Charles Michel en visite à la frontière des deux Irlandes

Le Premier ministre Charles Michel (photo, centre) a fait le déplacement jeudi sur la frontière actuellement intangible entre l'Irlande et l'Irlande du Nord, à Ravensdale, devenant ainsi le premier dirigeant d'un État de l'Union européenne à visiter cette frontière depuis l'annonce par le Royaume-Uni de sa volonté de quitter l'UE. La visite est plus que symbolique, alors que le Brexit menace de rétablir une frontière physique entre ces deux entités de l'île, ce que l'UE veut éviter.

A Ravensdale, à quelque 80 km au nord de Dublin, seuls un poste de douane désaffecté, un petit bureau de change et un magasin de feux d'artifices marquent encore la frontière entre les deux Irlandes.
Car leur appartenance à une Zone commune de voyage, à l'Union douanière de l'UE et au Marché unique permet depuis des décennies une circulation sans entraves aux 265 points de passage frontaliers.

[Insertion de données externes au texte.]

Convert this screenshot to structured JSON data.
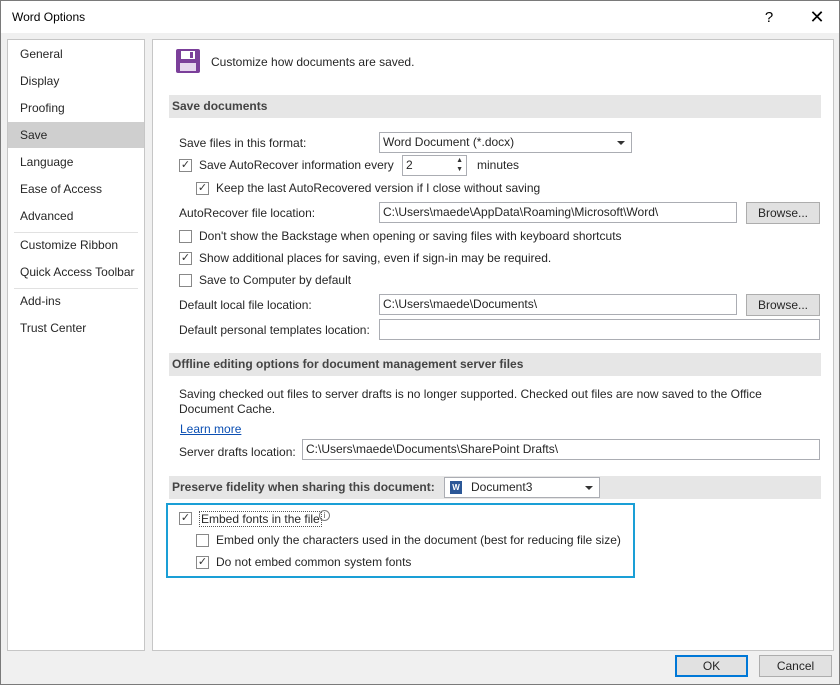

Mais l'irruption du Brexit a jeté le trouble: si le Royaume-Uni assure vouloir préserver la souplesse actuelle du régime frontalier, le flou plane toujours sur sa concrétisation sur le terrain.
A Londres, le gouvernement conservateur de Theresa May maintient son intention de quitter le Marché unique et l'Union douanière, ce qui ne manquerait pas de ressusciter des contrôles aux frontières.

"Je suis heureuse que le Premier ministre belge puisse voir ici, de ses propres yeux, combien cette frontière est tranquille actuellement, et avec quelle facilité les gens et les entreprises peuvent la traverser", a souligné la ministre irlandaise du Commerce, Heather Humphreys, qui a accueilli Charles Michel sur place.

Et d'évoquer les complications en tous genres que créerait une frontière physique pour les personnes qui vivent en Irlande du Nord mais travaillent en Irlande - ou vice-versa -, voire pour celles dont le seuil de l'habitation donne sur un pays et le jardin sur l'autre.

A la tête de "Cooperation Ireland", une organisation apolitique prônant la réconciliation sur l'île, Peter Sheridan souligne la crainte, très vive selon lui dans la population, de voir une frontière physique relancer les tensions politiques entre catholiques pro-irlandais et protestants pro-britanniques.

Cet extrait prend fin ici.